My strong attachment to my own home probably explains why I'm so obsessed with seeing how other people live. I look inside their windows and ask myself a million little questions. Who are they? What do they do for a living? Are they happy? And what kind of person would hang a German flag on the wall and put a collection of empty whiskey bottles on top of a bookshelf and call it decorating?

When I see a really beautiful apartment -- one with high ceilings, big windows, and minimal, but tasteful, furniture -- I fantasize about what it would be like to live there. I imagine myself walking up the steps, pushing open the door, stepping into the living room and sinking into the down-filled couch. It's not late-night lurking. It's window shopping for an alternate reality.

Bonn is a voyeur's paradise. The houses butt right up against the sidewalk and the curtains on the floor-to-ceiling windows are rarely closed. My neighbourhood is full of elegant old houses and as much as I enjoy the occasional peek into the front room through parted curtains, it always leaves me wanting more.

So when my landlady Christine told me some local artists were opening up their homes to the public on the weekend, I was more excited about seeing the inside of their apartments than I was about seeing their art. Christine (pictured below) was the only participating artist whose work captured my full attention since I see the inside of her house on a daily basis.

The Offfene Ateliers in der Sudstadt has become something of a Bonn tradition. Once a year, a group of artists open their studios (which are usually located inside their apartments) to the public. The only way to find their homes is to follow a specially made map pinpointing their location. You walk up to the artist's apartment, ring the buzzer and are quietly let in. The event is open to the public but it feels secretive. Without the map, you wouldn't know where to go.

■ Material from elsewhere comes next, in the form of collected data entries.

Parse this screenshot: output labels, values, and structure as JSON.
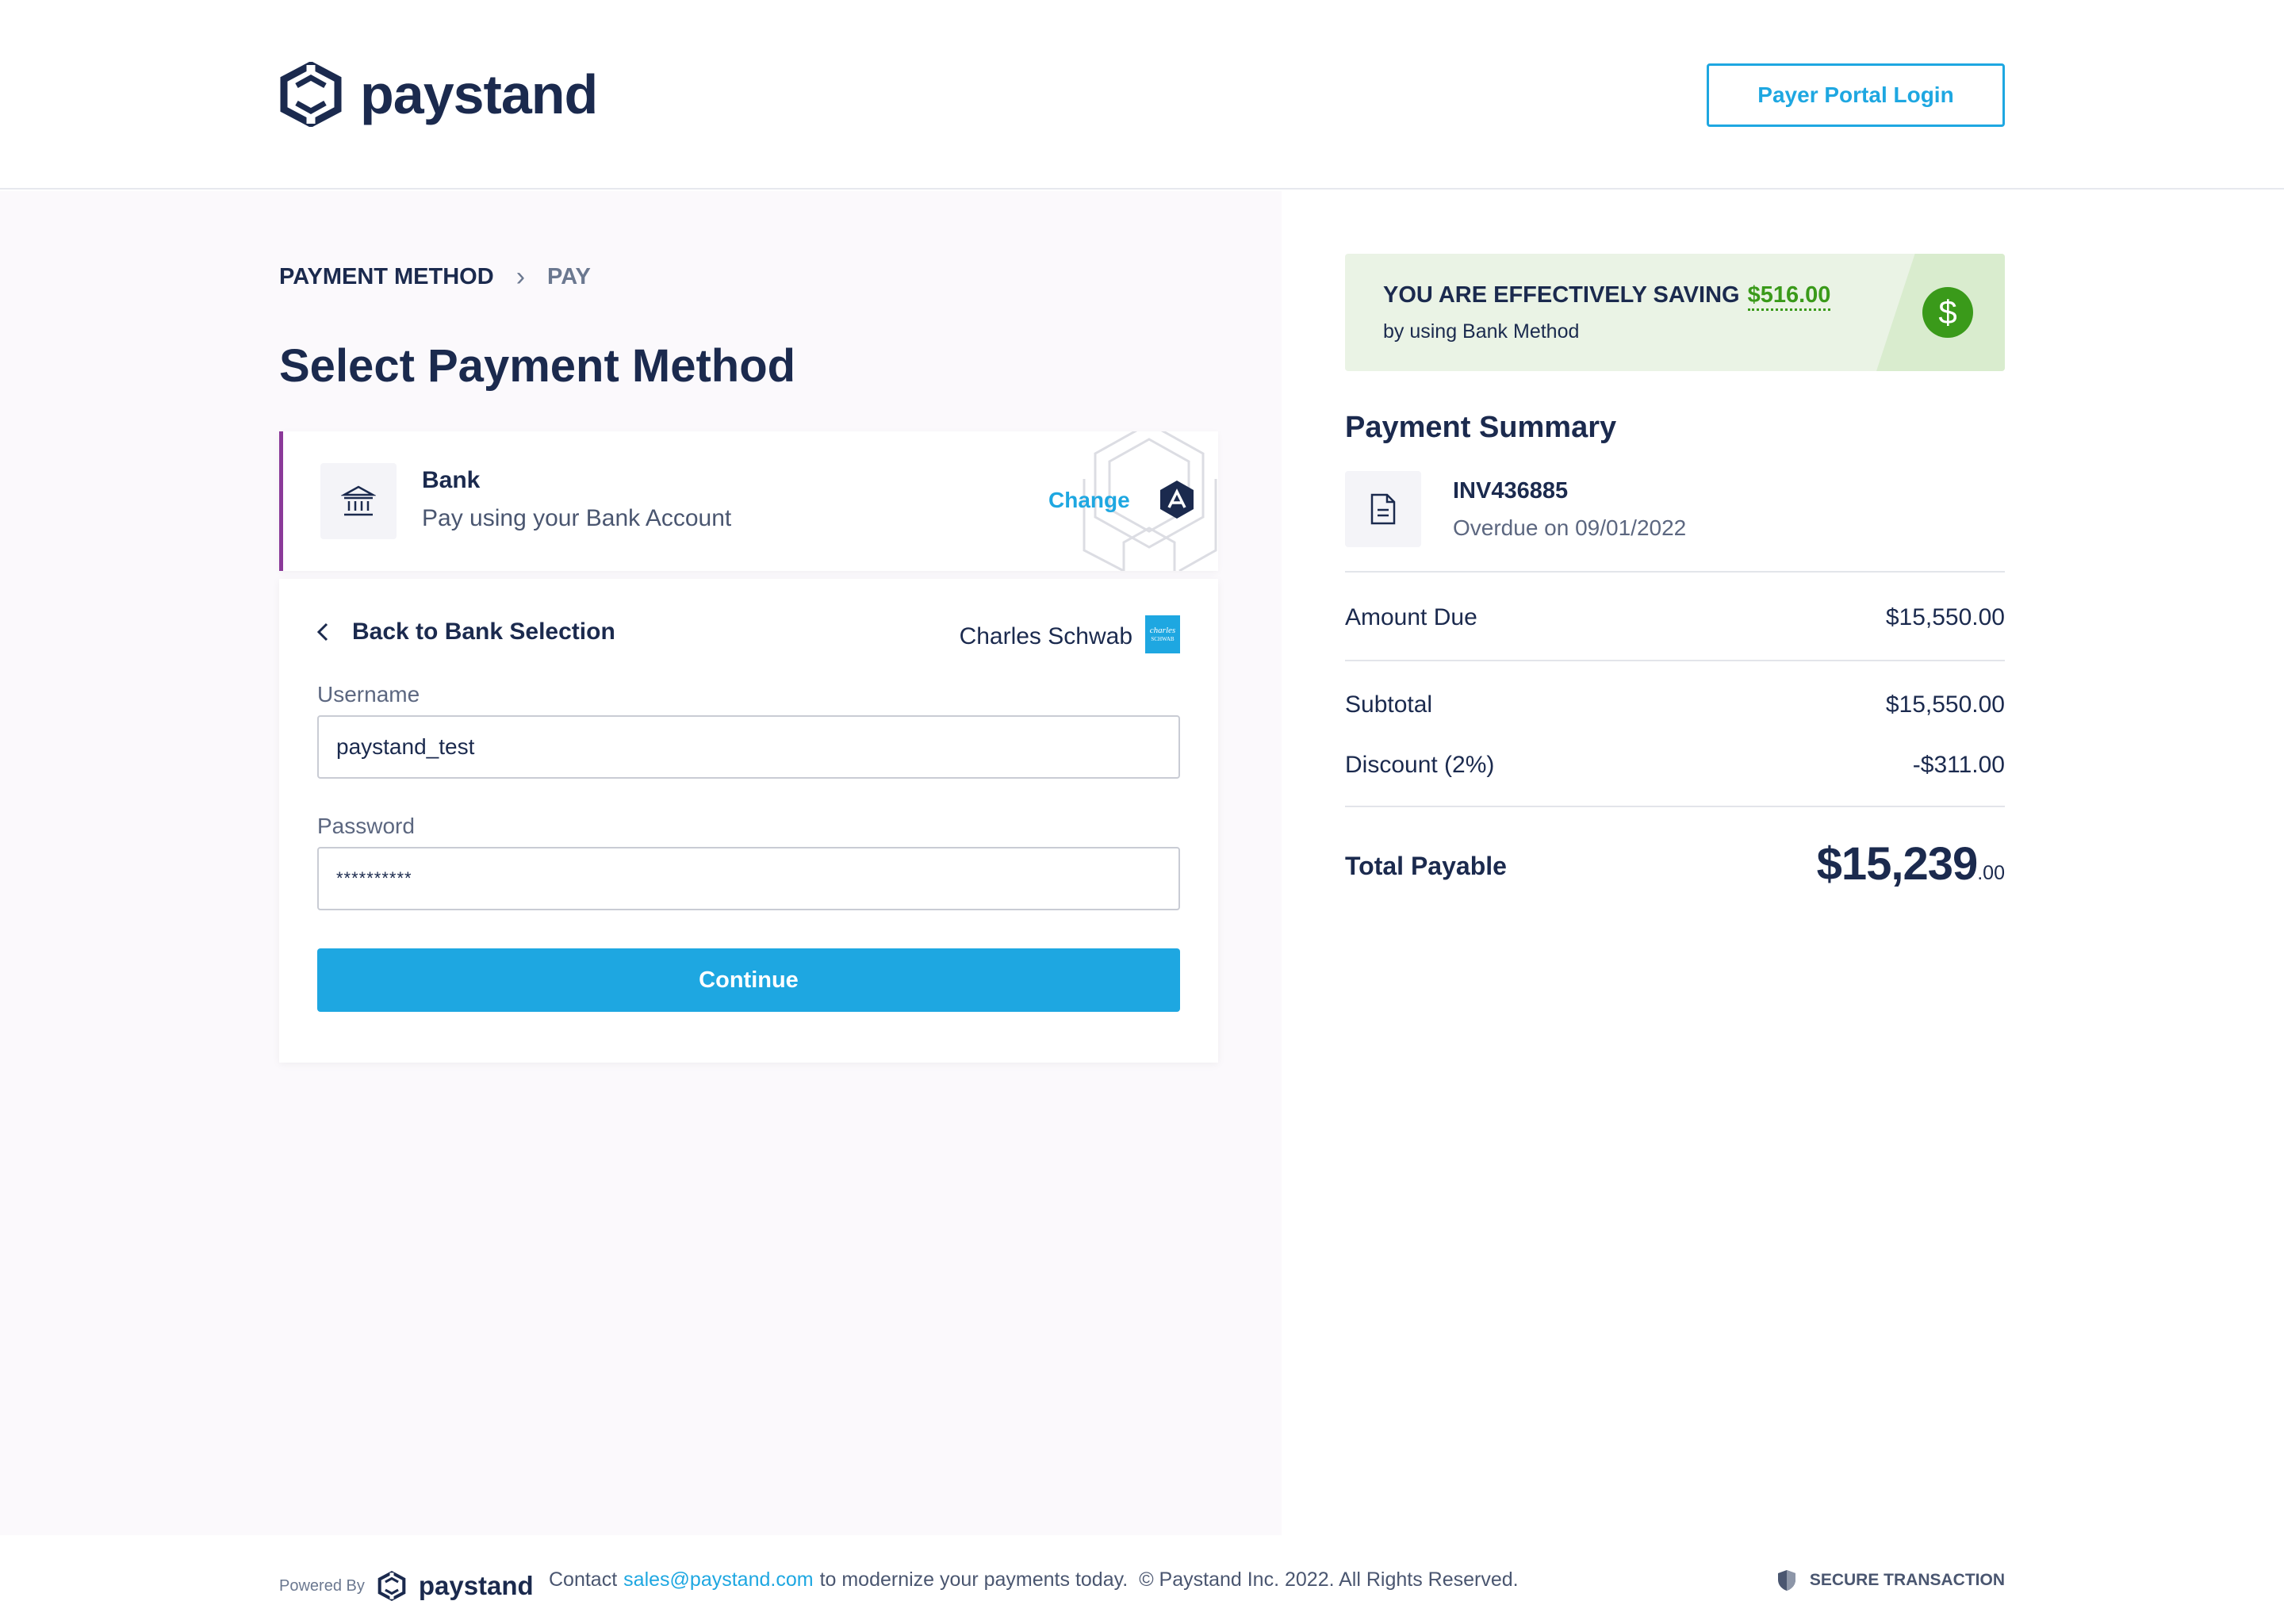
{
  "header": {
    "brand": "paystand",
    "portal_button": "Payer Portal Login"
  },
  "breadcrumb": {
    "step1": "PAYMENT METHOD",
    "separator": "›",
    "step2": "PAY"
  },
  "page_title": "Select Payment Method",
  "method": {
    "title": "Bank",
    "subtitle": "Pay using your Bank Account",
    "change": "Change"
  },
  "bank_form": {
    "back_label": "Back to Bank Selection",
    "bank_name": "Charles Schwab",
    "bank_logo_line1": "charles",
    "bank_logo_line2": "SCHWAB",
    "username_label": "Username",
    "username_value": "paystand_test",
    "password_label": "Password",
    "password_value": "**********",
    "continue": "Continue"
  },
  "saving": {
    "prefix": "YOU ARE EFFECTIVELY SAVING",
    "amount": "$516.00",
    "sub": "by using Bank Method",
    "icon": "$"
  },
  "summary": {
    "title": "Payment Summary",
    "invoice": "INV436885",
    "due": "Overdue on 09/01/2022",
    "rows": [
      {
        "label": "Amount Due",
        "value": "$15,550.00"
      },
      {
        "label": "Subtotal",
        "value": "$15,550.00"
      },
      {
        "label": "Discount (2%)",
        "value": "-$311.00"
      }
    ],
    "total_label": "Total Payable",
    "total_main": "$15,239",
    "total_cents": ".00"
  },
  "footer": {
    "powered_by": "Powered By",
    "brand": "paystand",
    "contact_prefix": "Contact",
    "email": "sales@paystand.com",
    "contact_suffix": "to modernize your payments today.",
    "copyright": "© Paystand Inc. 2022. All Rights Reserved.",
    "secure": "SECURE TRANSACTION"
  },
  "colors": {
    "accent": "#1ea7e1",
    "navy": "#1b2a4e",
    "method_border": "#8b3a99",
    "saving_green": "#3a9a1a"
  }
}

My friend Emily was my date for the afternoon. Together, we walked along the wealthy residential streets of Sudstadt, going from one apartment to the next. It felt a little bit like trick-or-treating but without the costumes or the candy (although I did notice a bowl filled with mini Snickers at one of the apartments we visited).

There were 18 participating artists and in a five-hour period we only managed to visit eight of them. The artists walked around their homes answering questions or chatting up potential buyers. I walked around the rooms drinking in the mundane details.

I checked out the colour of the walls (I was especially fond of the kitchen painted pink and the living room painted orange), I looked at the furniture (most of it was well-made, sturdy and practical), I glanced at the books on bookshelves (the titles were almost always in German), and paid attention to what was hanging on the walls (lots and lots of art).

I liked the event, I liked the art and I liked poking around people's homes. Especially because these were the very same homes I had walked past dozens of times before. These were the same windows I had peeked in and the same occupants I had wondered about.

I now know that inside one of these houses lives a guy who has never been to Canada and inside another lives a handsome architect with ashtrays in every room and a cat sleeping upstairs. I still walk past these houses at night but now I see a little bit more.